Tab 2 : Expérience de multicorrection de copies du bac en sciences économiques et sociales (années 2006 et 2007)

 Copie 1Copie 2Copie 3Copie 4Copie 5Copie 6
Note au bac 9 11 15 9 15 11
Note minimum 5 5 8 3 8 4
Note maximum 15 16 18 13 17 14
Ecart max. 10 11 10 10 9 10
Moyenne 8,8 9,0 13,0 8,8 12,9 8,0
Ecart-type 2,4 2,7 2,5 2,1 2,1 1,8
Mode 7 8 14 9 13 8

 

Lecture  : La copie 1, notée 9/20 au bac, a pour moyenne, corrigée par 34 correcteurs, 8,8/20. La notation la plus fréquente (le mode) est 7/20.

Source  : Suchaut (2008)

 

La philosophie, le français, les sciences économiques et sociales, disciplines évaluées essentiellement par des dissertations ou commentaires, sont particulièrement soumis aux incertitudes de la notation. En ce sens, l’expérience de l’évaluation par les élèves n’est pas totalement infondée. Pour les cinq disciplines de la recherche de Laugier et Weinberg, les écarts égaux ou supérieurs à cinq points entre les correcteurs se présentent d’ailleurs avec des fréquences différentes selon les disciplines et leurs modalités d’évaluation : 2.5% en physique, 4.6% en mathématiques, 5.7% en anglais, 20.1% en français et... 23% en philosophie (Laugier et Weinberg, p. 80). Laugier et Weinberg ont calculé que pour obtenir la ’note vraie’ (avec 5% de risque d’erreur), il fallait recourir à la moyenne de 13 correcteurs en mathématiques, 78 en composition française et… 127 en philosophie. Les auteurs concluaient que “dans la dispersion des notes [particulièrement en philosophie], la diversité propre des correcteurs intervient pour une part plus importante que la diversité des copies’ (cité p.126).

De nombreuses études se sont donné pour objet d’expliquer les écarts de notation. La note résulte d’un processus de comparaison. La même copie est surévaluée lorsqu’elle vient après une copie faible et sous-évaluée lorsqu’elle vient après une copie forte. Les qualités ou insuffisances de la (ou des) copie(s) antérieurement corrigée(s) influencent l’appréciation de la copie en cours d’évaluation. Produit par la correction précédente, l’“effet d’ancre”, pour reprendre le terme technique, s’exerce aussi lorsque deux ou trois bonnes copies sont placées au début d’un paquet. La moyenne globale des copies est alors plus faible. L’effet inverse s’exerce dans le cas de mauvaises copies. Ces données éclairent en partie les modalités d’évaluation des copies. Le correcteur établit au début de sa correction un ensemble d’exigences à partir de la lecture des premières copies et ces exigences servent de références dans la suite de son travail de correction.

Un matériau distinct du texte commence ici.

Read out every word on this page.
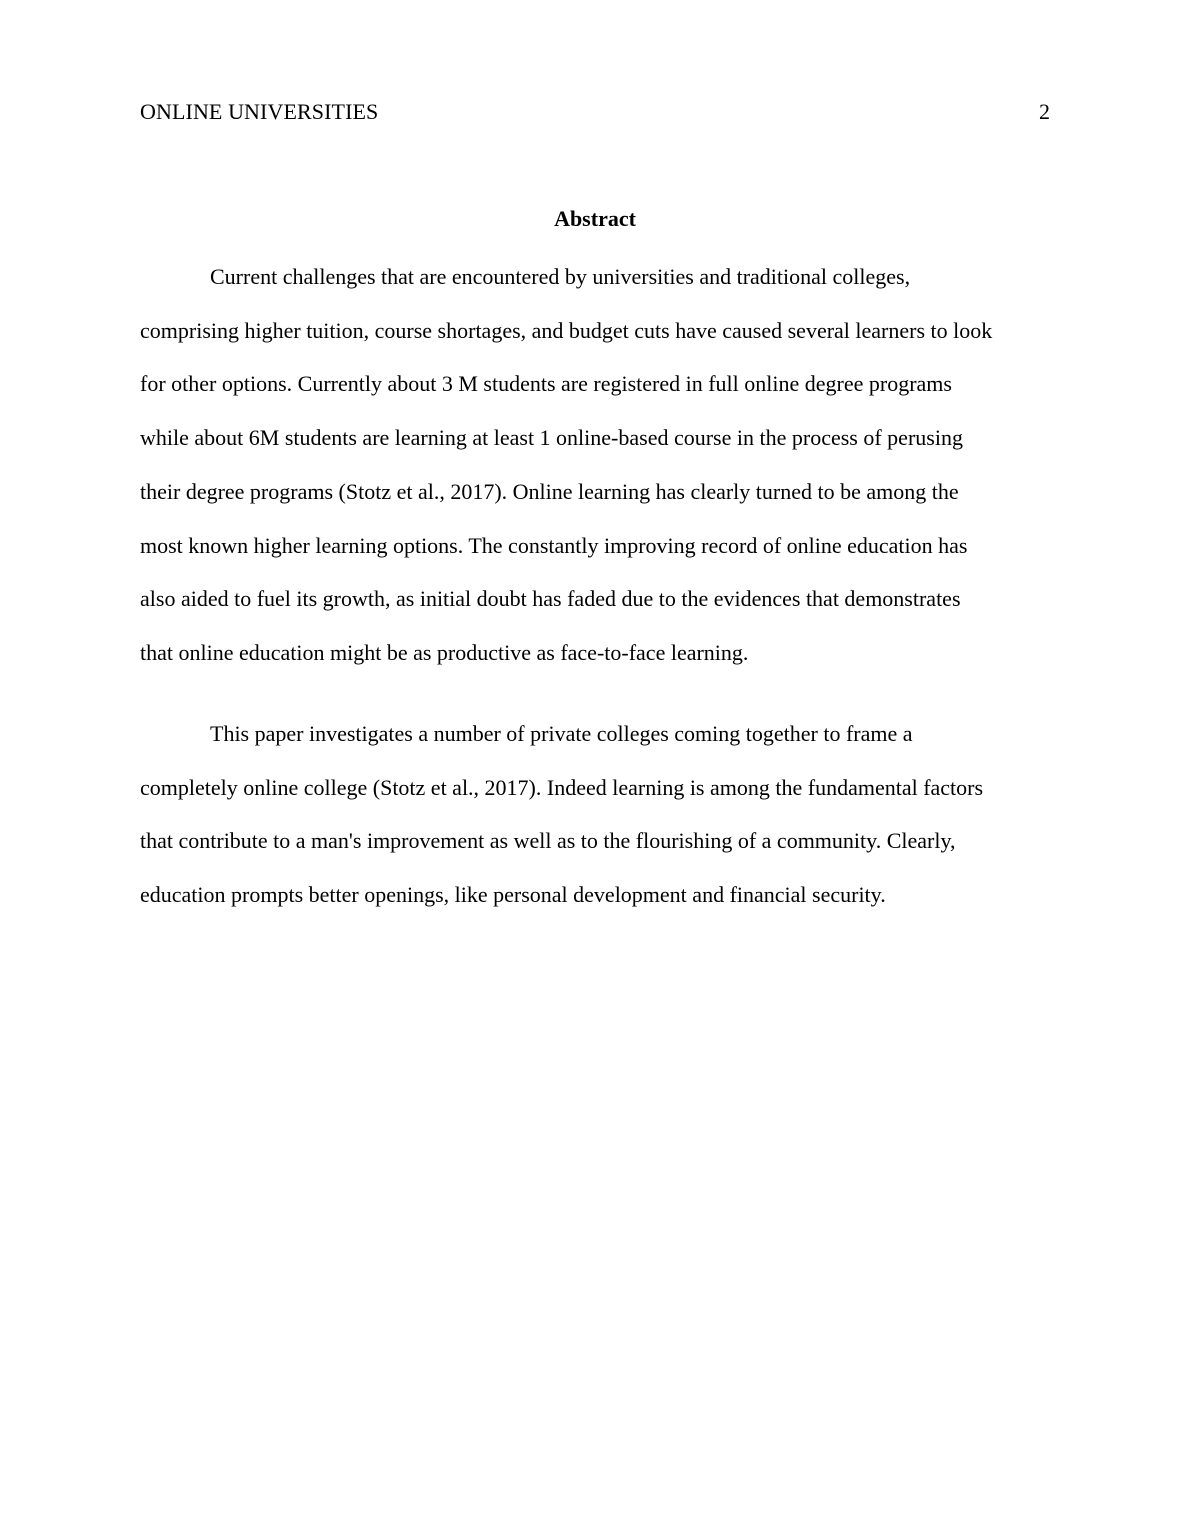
ONLINE UNIVERSITIES	2
Abstract

Current challenges that are encountered by universities and traditional colleges,
comprising higher tuition, course shortages, and budget cuts have caused several learners to look
for other options. Currently about 3 M students are registered in full online degree programs
while about 6M students are learning at least 1 online-based course in the process of perusing
their degree programs (Stotz et al., 2017). Online learning has clearly turned to be among the
most known higher learning options. The constantly improving record of online education has
also aided to fuel its growth, as initial doubt has faded due to the evidences that demonstrates
that online education might be as productive as face-to-face learning.

This paper investigates a number of private colleges coming together to frame a
completely online college (Stotz et al., 2017). Indeed learning is among the fundamental factors
that contribute to a man's improvement as well as to the flourishing of a community. Clearly,
education prompts better openings, like personal development and financial security.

Autre constat. Même avec des critères de notation bien définis, leurs mises en œuvre par le même correcteur sont inconstantes. Dans la cadre d’une correction anonyme, les notations de 26 versions anglaises selon l’ordre de correction (du n°1 au n°26 et du n°26 au n°1) ont été comparées (Bonniol cité par Noizet et Caverni, 1978). Outre les effets d’ancre, les copies placées dans le premier tiers du paquet sont en moyenne notées de façon plus indulgente. Corrigées dans l’ordre inverse, ces copies sont notées plus sévèrement. Chaque correcteur trouvera, dans l’examen critique de sa pratique, quelques interprétations à ce phénomène troublant...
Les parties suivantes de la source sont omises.